Select one or more newsletters to continue. In elderly females, celecoxib Cmax and AUC are higher than those for elderly males, but these increases are predominantly due to lower body weight in elderly females.

Caucasians. For more information, ask your doctor or pharmacist.Call your doctor for medical advice about side effects. incidence of complicated ulcers between CELEBREX and the combined group of ibuprofen and diclofenac were not statistically significant.Patients on CELEBREX and concomitant low-dose ASA (N=882) experienced 4-fold higher rates of complicated ulcers compared to those not on ASA (N=3105). Among subjects with RA, 55.7% (453/813) escalated celecoxib to the 200 mg twice daily dose, 56.5% (470/832) escalated ibuprofen to 800 mg three times daily, and 54.6% (432/791) escalated naproxen to the 500 mg twice daily dose; however, the RA population accounted for only 10% of the trial population.Because relatively few celecoxib patients overall (5.8% [470/8072]) dose-escalated to 200 mg twice daily, the results of the PRECISION trial are not suitable for determining the relative CV safety of celecoxib at 200 mg twice daily compared to ibuprofen and naproxen at the doses taken.The trial had two prespecified analysis populations:Celecoxib, at the 100 mg twice daily dose, as compared with either naproxen or ibuprofen at the doses taken, met all four prespecified non-inferiority criteria (p<0.001 for non-inferiority in both comparisons) for the APTC endpoint, a composite of cardiovascular death (including hemorrhagic death), non-fatal myocardial infarction, and non-fatal stroke [see Table 5]. We comply with the HONcode standard for trustworthy health information - Version: 17.01.The easiest way to lookup drug information, identify pills, check interactions and set up your own personal medication records. Revised: May 2019The following adverse reactions are discussed in greater detail in other sections of the labeling:Because clinical trials are conducted under widely varying conditions, adverse reaction rates observed in the clinical trials of a drug cannot be directly compared to rates in the clinical trials of another drug and may not reflect the rates observed in practice.

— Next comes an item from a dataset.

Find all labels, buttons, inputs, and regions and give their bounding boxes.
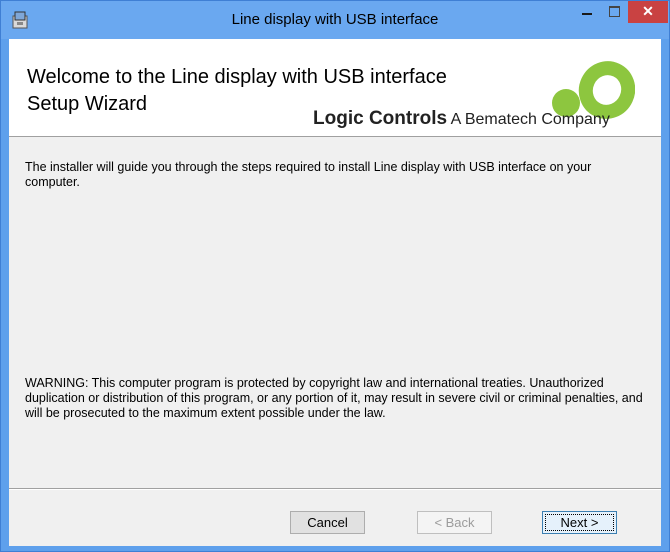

In some patients with systemic onset JRA, both celecoxib and naproxen were associated with mild cardiovascular thrombotic events, myocardial infarction, and stroke, which can be fatal. Celebrex is used to treat pain or inflammation caused by many conditions such as Celebrex may cause stomach or intestinal bleeding, which can be fatal.

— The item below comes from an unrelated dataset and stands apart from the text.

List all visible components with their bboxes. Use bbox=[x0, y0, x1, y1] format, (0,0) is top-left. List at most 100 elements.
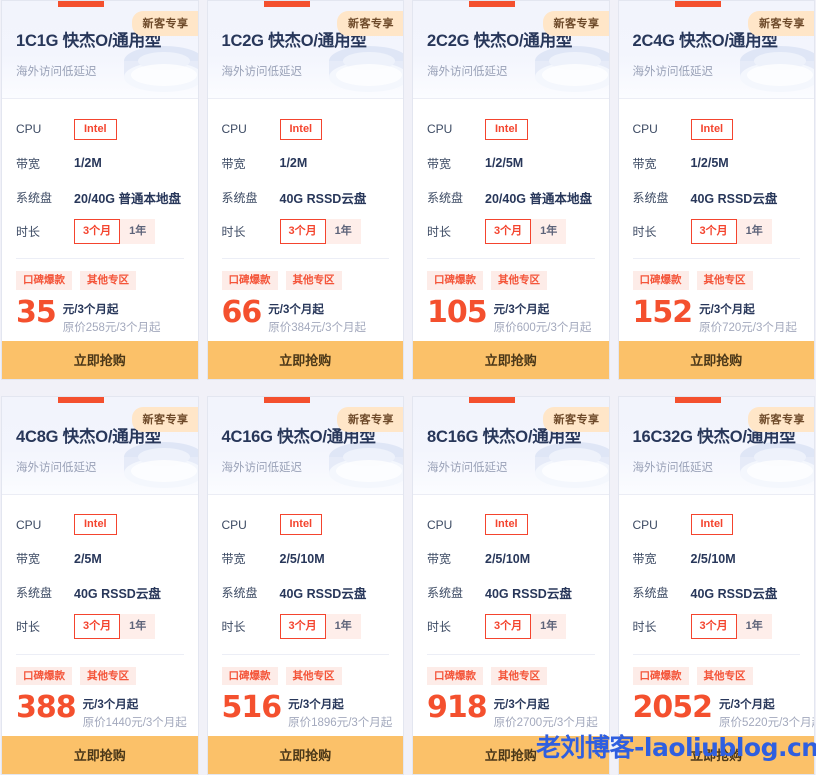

The cause and clinical significance of this finding is unknown.A pharmacokinetic study in subjects with mild (Child-Pugh Class A) and moderate (Child-Pugh Class B) hepatic impairment has shown that steady-state celecoxib AUC is increased about 40% and 180%, respectively, above that seen in healthy control subjects. NSAIDs work by reducing a substance in the body that leads to inflammation and pain.